I carry the first moment the language sprung from my mouth, words flowing ready and fluid from brain to tongue.  In that moment I belonged, and I carry the belonging as well.  I carry belonging to a village, to a unit, to an entire group of people.  I carry always being cared for.  I carry being part of something larger than myself.  I carry volleyball games and four square and picnicking on the beach and diving off the reef.  I carry looking down at my white skin and being shocked by the strangeness of it.

I carry scars.  A perfect circle on the top of my left foot marks the tropical ulcer that almost ate its way completely through my foot.  My right toenail is forever cracked in two pieces, from the time I hit it against a rock hidden in the sand.  The pointer finger of my left hand has a white crescent moon, from when the knife slipped while I was peeling taro.  A blue dot on my calf from when I tattooed myself out of curiosity.

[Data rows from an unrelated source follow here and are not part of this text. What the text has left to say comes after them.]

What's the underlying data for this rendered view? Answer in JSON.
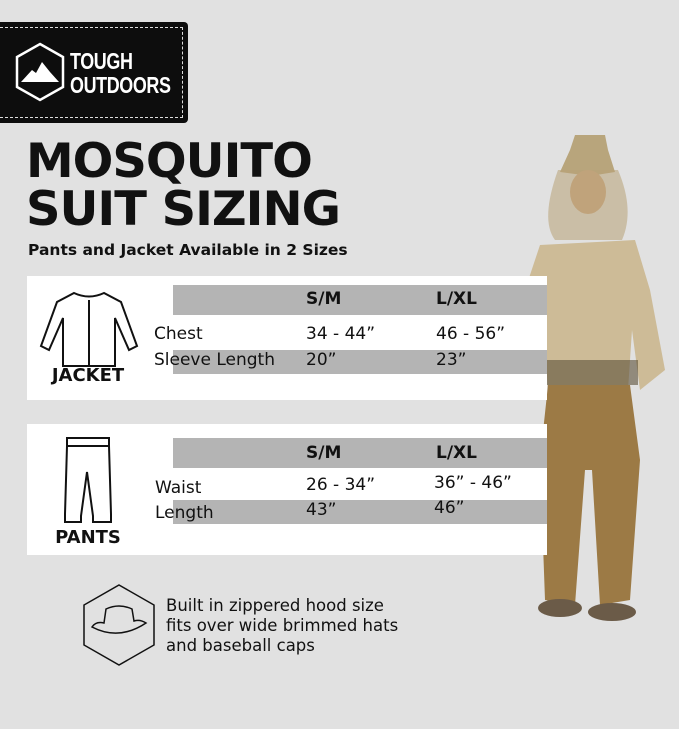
{
  "brand": {
    "logo_line1": "TOUGH",
    "logo_line2": "OUTDOORS"
  },
  "title_line1": "MOSQUITO",
  "title_line2": "SUIT SIZING",
  "subtitle": "Pants and Jacket Available in 2 Sizes",
  "jacket": {
    "label": "JACKET",
    "headers": [
      "S/M",
      "L/XL"
    ],
    "rows": [
      {
        "name": "Chest",
        "sm": "34 - 44”",
        "lxl": "46 - 56”"
      },
      {
        "name": "Sleeve Length",
        "sm": "20”",
        "lxl": "23”"
      }
    ]
  },
  "pants": {
    "label": "PANTS",
    "headers": [
      "S/M",
      "L/XL"
    ],
    "rows": [
      {
        "name": "Waist",
        "sm": "26 - 34”",
        "lxl": "36” - 46”"
      },
      {
        "name": "Length",
        "sm": "43”",
        "lxl": "46”"
      }
    ]
  },
  "feature": {
    "line1": "Built in zippered hood size",
    "line2": "fits over wide brimmed hats",
    "line3": "and baseball caps"
  },
  "colors": {
    "background": "#e1e1e1",
    "band": "#b4b4b4",
    "suit": "#a88a55"
  }
}
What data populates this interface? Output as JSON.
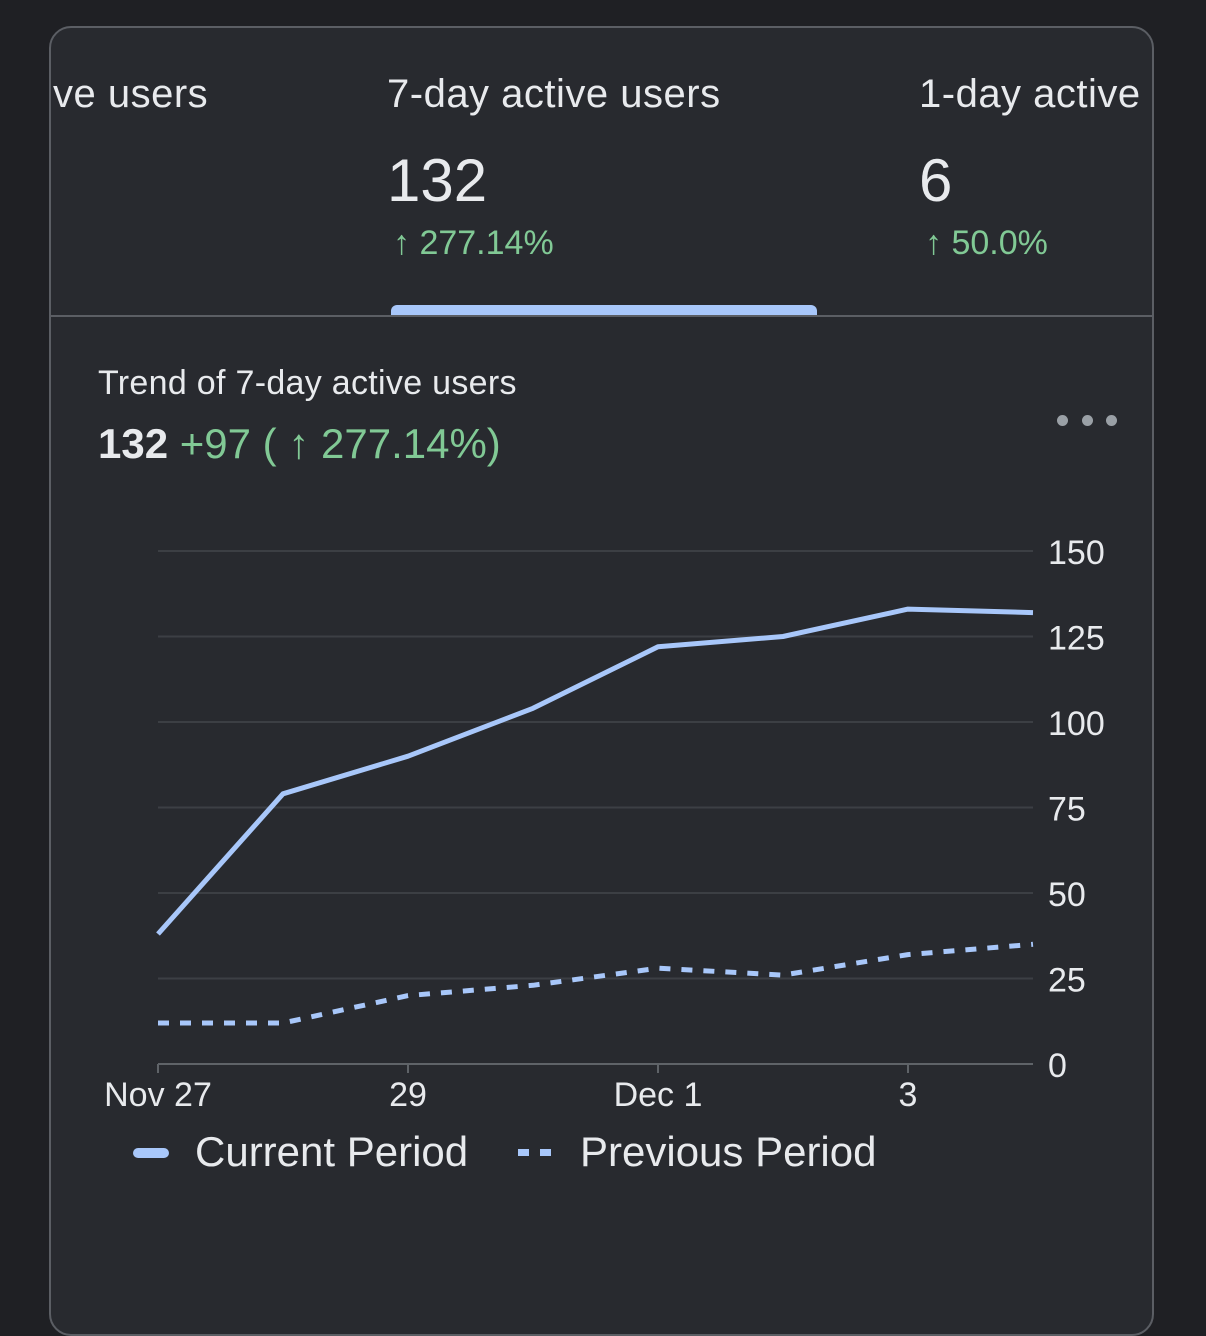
{
  "tabs": [
    {
      "label": "ve users",
      "value": "",
      "change": ""
    },
    {
      "label": "7-day active users",
      "value": "132",
      "change": "↑ 277.14%"
    },
    {
      "label": "1-day active",
      "value": "6",
      "change": "↑ 50.0%"
    }
  ],
  "selected_tab": 1,
  "chart": {
    "title": "Trend of 7-day active users",
    "summary_value": "132",
    "summary_change": "+97 ( ↑ 277.14%)",
    "more_icon": "more-horizontal-icon"
  },
  "colors": {
    "accent": "#a8c7fa",
    "positive": "#81c995",
    "text": "#e8eaed",
    "grid": "#3c3f44",
    "background": "#282a2f"
  },
  "chart_data": {
    "type": "line",
    "title": "Trend of 7-day active users",
    "x": [
      "Nov 27",
      "Nov 28",
      "Nov 29",
      "Nov 30",
      "Dec 1",
      "Dec 2",
      "Dec 3",
      "Dec 4"
    ],
    "x_tick_labels": [
      {
        "index": 0,
        "label": "Nov 27"
      },
      {
        "index": 2,
        "label": "29"
      },
      {
        "index": 4,
        "label": "Dec 1"
      },
      {
        "index": 6,
        "label": "3"
      }
    ],
    "y_ticks": [
      0,
      25,
      50,
      75,
      100,
      125,
      150
    ],
    "ylim": [
      0,
      150
    ],
    "xlabel": "",
    "ylabel": "",
    "grid": true,
    "legend_position": "bottom",
    "series": [
      {
        "name": "Current Period",
        "style": "solid",
        "values": [
          38,
          79,
          90,
          104,
          122,
          125,
          133,
          132
        ]
      },
      {
        "name": "Previous Period",
        "style": "dotted",
        "values": [
          12,
          12,
          20,
          23,
          28,
          26,
          32,
          35
        ]
      }
    ]
  }
}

I carry full moon nights when the light was ghostly and bright, and the thrill of walking with my friends past a shadowed group of boys, knowing they were looking at me.  I carry our overly loud laughter, and the boys' answering boasts.  I carry the stolen touches on my breasts and bottom.  But I never told.  I never told.

I carry the sea.  Diving down to scoop the tinkling sand, balancing my tiptoes on coral heads and bouncing to keep my chin above the waves, feeling safe in the omnipresent roar of it.

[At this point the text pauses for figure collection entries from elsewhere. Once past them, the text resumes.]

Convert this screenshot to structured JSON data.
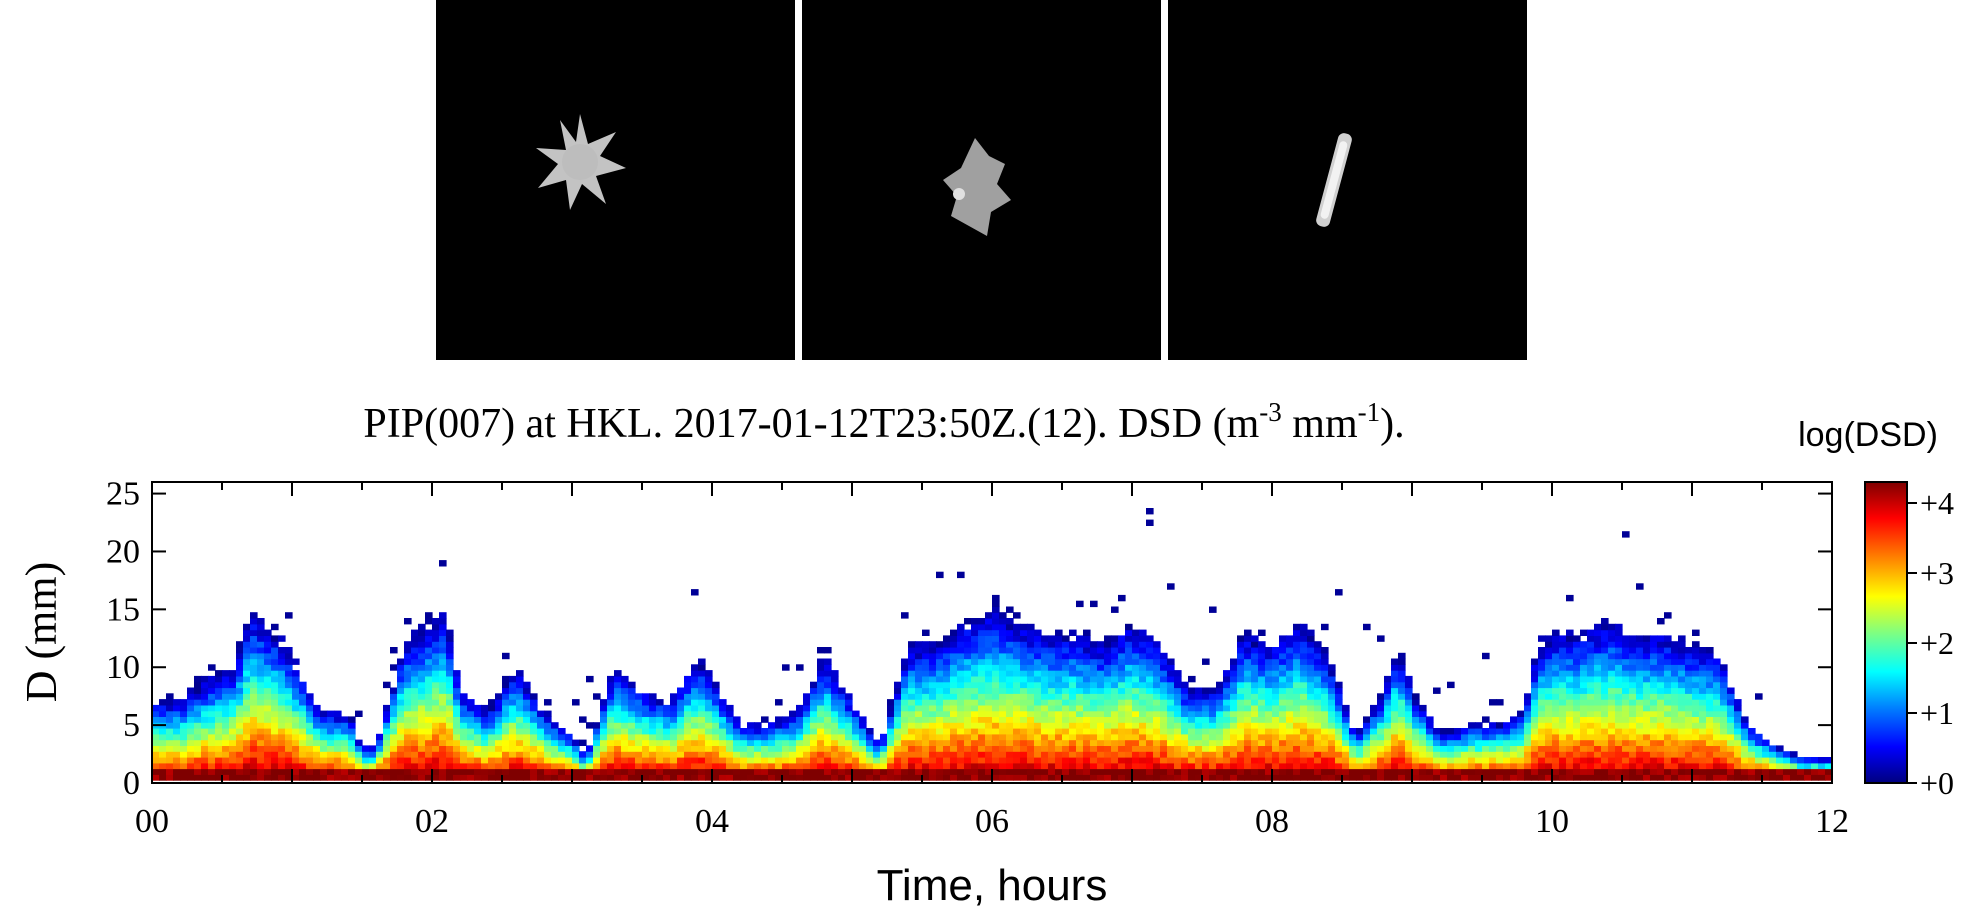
{
  "image_panels": [
    {
      "subject": "stellar-dendrite-snowflake"
    },
    {
      "subject": "rimed-snowflake"
    },
    {
      "subject": "needle-column-snowflake"
    }
  ],
  "chart_data": {
    "type": "heatmap",
    "title": "PIP(007) at HKL. 2017-01-12T23:50Z.(12). DSD (m",
    "title_parts": {
      "pre": "PIP(007) at HKL. 2017-01-12T23:50Z.(12). DSD (m",
      "sup1": "-3",
      "mid": " mm",
      "sup2": "-1",
      "post": ")."
    },
    "xlabel": "Time, hours",
    "ylabel": "D (mm)",
    "xlim": [
      0,
      12
    ],
    "ylim": [
      0,
      26
    ],
    "x_ticks": [
      "00",
      "02",
      "04",
      "06",
      "08",
      "10",
      "12"
    ],
    "x_tick_values": [
      0,
      2,
      4,
      6,
      8,
      10,
      12
    ],
    "y_ticks": [
      "0",
      "5",
      "10",
      "15",
      "20",
      "25"
    ],
    "y_tick_values": [
      0,
      5,
      10,
      15,
      20,
      25
    ],
    "colorbar": {
      "title": "log(DSD)",
      "range": [
        0,
        4.3
      ],
      "ticks": [
        "+0",
        "+1",
        "+2",
        "+3",
        "+4"
      ],
      "tick_values": [
        0,
        1,
        2,
        3,
        4
      ],
      "colormap": [
        "#00007f",
        "#0000ff",
        "#0080ff",
        "#00ffff",
        "#80ff80",
        "#ffff00",
        "#ff8000",
        "#ff0000",
        "#7f0000"
      ]
    },
    "approx_max_visible_diameter_mm": [
      [
        0.0,
        7
      ],
      [
        0.2,
        7
      ],
      [
        0.4,
        9
      ],
      [
        0.6,
        10
      ],
      [
        0.7,
        15
      ],
      [
        0.8,
        14
      ],
      [
        0.9,
        13
      ],
      [
        1.0,
        11
      ],
      [
        1.2,
        6
      ],
      [
        1.4,
        6
      ],
      [
        1.5,
        3
      ],
      [
        1.6,
        3
      ],
      [
        1.8,
        12
      ],
      [
        2.0,
        14
      ],
      [
        2.1,
        15
      ],
      [
        2.2,
        8
      ],
      [
        2.4,
        6
      ],
      [
        2.6,
        10
      ],
      [
        2.8,
        6
      ],
      [
        3.0,
        4
      ],
      [
        3.1,
        2
      ],
      [
        3.3,
        10
      ],
      [
        3.5,
        8
      ],
      [
        3.7,
        7
      ],
      [
        3.9,
        11
      ],
      [
        4.0,
        9
      ],
      [
        4.2,
        5
      ],
      [
        4.4,
        5
      ],
      [
        4.6,
        6
      ],
      [
        4.8,
        11
      ],
      [
        5.0,
        7
      ],
      [
        5.2,
        3
      ],
      [
        5.4,
        12
      ],
      [
        5.6,
        12
      ],
      [
        5.8,
        14
      ],
      [
        6.0,
        15
      ],
      [
        6.2,
        14
      ],
      [
        6.4,
        13
      ],
      [
        6.6,
        13
      ],
      [
        6.8,
        12
      ],
      [
        7.0,
        14
      ],
      [
        7.2,
        12
      ],
      [
        7.4,
        8
      ],
      [
        7.6,
        8
      ],
      [
        7.8,
        13
      ],
      [
        8.0,
        12
      ],
      [
        8.2,
        14
      ],
      [
        8.4,
        11
      ],
      [
        8.6,
        4
      ],
      [
        8.8,
        8
      ],
      [
        8.9,
        12
      ],
      [
        9.0,
        8
      ],
      [
        9.2,
        4
      ],
      [
        9.4,
        5
      ],
      [
        9.6,
        5
      ],
      [
        9.8,
        6
      ],
      [
        9.9,
        12
      ],
      [
        10.0,
        13
      ],
      [
        10.2,
        13
      ],
      [
        10.4,
        14
      ],
      [
        10.6,
        13
      ],
      [
        10.8,
        13
      ],
      [
        11.0,
        12
      ],
      [
        11.2,
        11
      ],
      [
        11.4,
        5
      ],
      [
        11.6,
        3
      ],
      [
        11.8,
        2
      ],
      [
        12.0,
        2
      ]
    ]
  }
}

I carry clattering coconut trees and monsoon rains.  Smoke drifting silent and heavy around shaggy huts.  Packs of naked children.  Raucus laughter of women as they sit weaving mats in the shade.  Happily drunk men passing coconut toddy and dancing to 'Red Red Wine'.  Steaming coconut rice and fish soup.  Nets strung out to dry.  Delisciously muscled teenagers carrying their canoes down to the lagoon.  Public fights between spouses.  The church bells every morning and evening.  The village's hush as the Magnificat is sung from the church, in nasal harmony.

I carry the warm brown faces, and the suspicious ones.  I carry hugs against soft, bare breasts and snuffling kisses against my cheeks.  I carry wails of 'Alohai-e' as the canoe pulls me away, away.

I carry loss and I carry joy and I carry it all tangled up inside of me in a knotted ball of strings.